Ellie Perlman is the founder of Blue Lake Capital, a commercial real estate investment firm specializing in multifamily investing throughout the United States. At Blue Lake Capital, Ellie partners with both institutional and individual investors to grow their wealth by achieving double-digit returns by investing alongside her in exclusive multifamily deals they usually don't have access to.


A defining factor of Blue Lake Capital’s strategy is founded in utilizing machine learning/artificial intelligence throughout the course of all acquisitions and asset management. This advanced technology enables the company to produce accurate and data-driven forecasting for all assets on a market, property, and even tenant basis. In doing so, Blue Lake is able to lead commercial investments with the full capabilities of today’s technology.

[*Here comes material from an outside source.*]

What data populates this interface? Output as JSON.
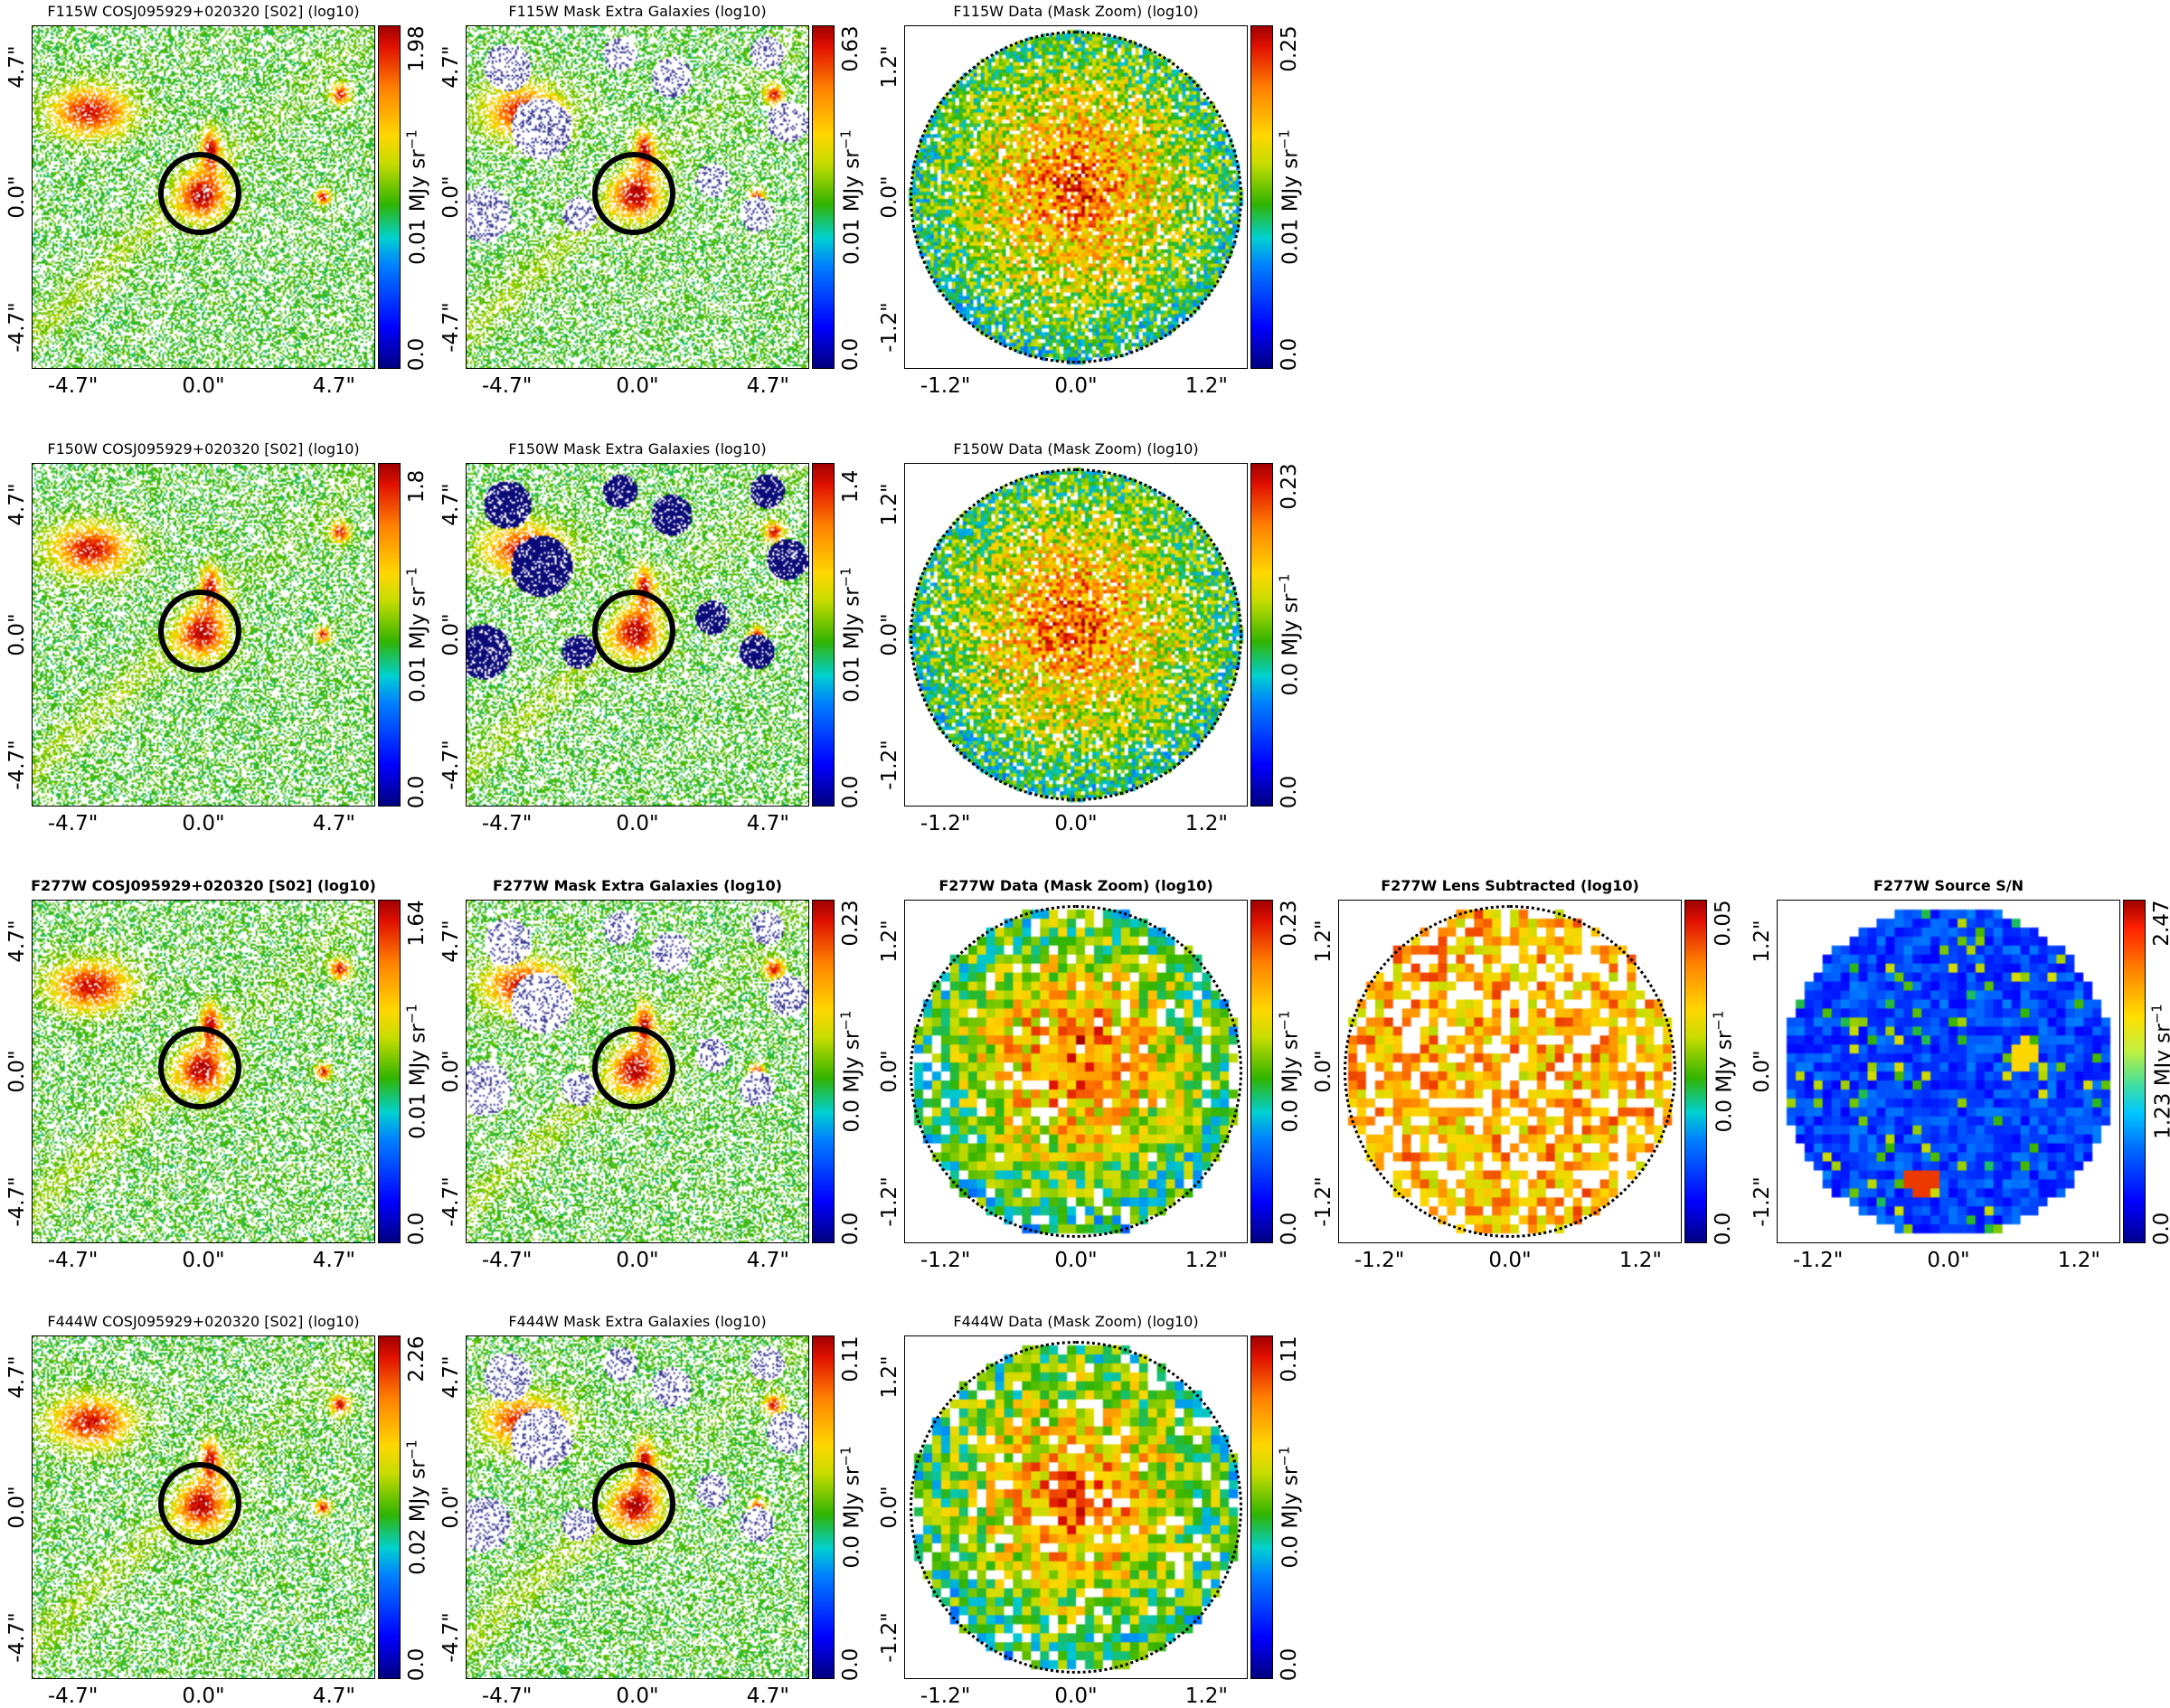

Ellie is the host of REady2Scale, a podcast that highlights the assets, processes, and strategies for the multiple approaches to successful real estate investing.


She started her career as a commercial real estate lawyer, leading real estate transactions for one of Israel’s leading development companies. Later, as a property manager for Israel’s largest energy company, she oversaw properties worth over $100MM. Additionally, Ellie is an experienced entrepreneur who helped build and scale companies by improving their business operations.


Ellie holds a Masters in Law from Bar-Ilan University in Israel and an MBA from MIT Sloan School of Management.